Single-Center Experience of Endovascular Abdominal Aortic Aneurysm Repair (EVAR) in Patients Not Participating in the U.K. EVAR Trials

The objective was to evaluate outcomes of a high-risk patient cohort following endovascular abdominal aortic aneurysm repair (EVAR) treatment not entered into the U.K. endovascular stent-graft aortic aneurysm repair trials (EVAR-1 or -2) because of equipoise absence but where EVAR was judged to be the most appropriate intervention option on compassionate grounds.

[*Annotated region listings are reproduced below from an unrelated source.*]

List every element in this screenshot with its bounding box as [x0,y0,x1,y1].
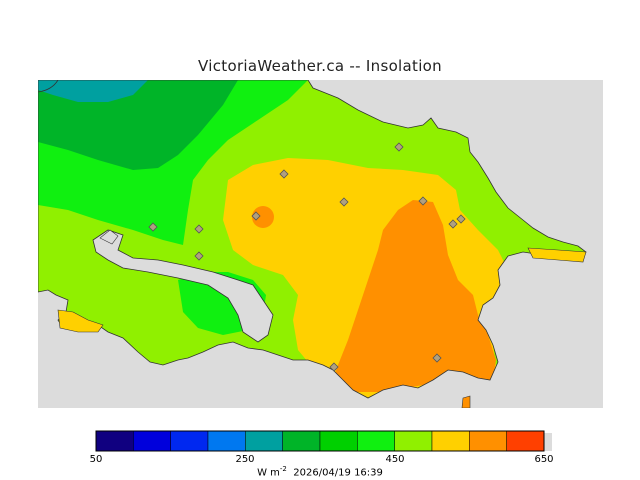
station-marker [194,251,204,261]
units-exp: -2 [279,465,287,473]
station-marker [394,142,404,152]
island-east [527,247,587,263]
legend-tick-650: 650 [534,454,554,465]
timestamp: 2026/04/19 16:39 [293,467,383,479]
legend-color-box [95,430,134,452]
lake-water [99,229,119,245]
insolation-map [38,80,603,408]
legend-color-box [319,430,358,452]
band-orange-spot [252,206,274,228]
units-base: W m [257,467,280,479]
legend-color-box [245,430,283,452]
coastline [38,80,587,399]
station-marker [432,353,442,363]
legend-tick-50: 50 [89,454,103,465]
station-marker [194,224,204,234]
map-title: VictoriaWeather.ca -- Insolation [198,57,442,75]
legend-end-cap [544,433,552,451]
station-marker [339,197,349,207]
legend-color-box [282,430,321,452]
legend-tick-450: 450 [385,454,405,465]
island-south [461,395,471,408]
legend-tick-250: 250 [235,454,255,465]
legend-color-box [357,430,395,452]
legend-color-box [133,430,171,452]
station-marker [148,222,158,232]
station-marker [448,219,458,229]
legend-color-box [431,430,470,452]
corner-arc [38,80,59,93]
band-250-300 [38,80,238,170]
station-marker [279,169,289,179]
band-450-500 [333,200,496,392]
legend-color-box [506,430,545,452]
station-marker [456,214,466,224]
weather-stations [148,142,466,372]
peninsula-south [57,309,104,333]
band-200-250 [38,80,148,102]
station-marker [418,196,428,206]
station-marker [251,211,261,221]
legend-color-box [170,430,209,452]
legend-color-box [394,430,433,452]
station-marker [329,362,339,372]
legend-color-box [469,430,507,452]
legend-color-box [207,430,246,452]
legend-units: W m-2 2026/04/19 16:39 [0,465,640,478]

A single-center retrospective analysis was performed involving all patients undergoing compassionate EVAR treatment during the EVAR-1 and -2 trial period. Over an 8-year period, 34 patients underwent compassionate EVAR procedure. The mean (SD) age was 76 (79) years. The mean (SD) preoperative physiology score (P-POSSUM) was 25 (8.3) with a mean (SD) predicted early mortality of 9.9% (16%). The actual early mortality in our study was 2.9% and morbidity was 35%. There were 8 cases of endoleak: type I (n = 2), type II (n = 5), and type IV (n = 1). Aneurysm-related mortality and all-cause mortality after 8 years were 5.8% and 23.5% respectively. Satisfactory outcome with low mortality (2.9%) and morbidity can be achieved in patients with compassionate indications, where clinicians judge EVAR to be an advantage over open abdominal aortic aneurysm repair. Based on our study, the early mortality (2.9%) in our compassionate EVAR group is comparable to EVAR-1 outcomes (1.7%) and better than EVAR-2 mortality results (9%). EVAR should therefore not be denied to a significant number of high-risk abdominal aortic aneurysm patients who fall between the EVAR-1 and EVAR-2 criteria.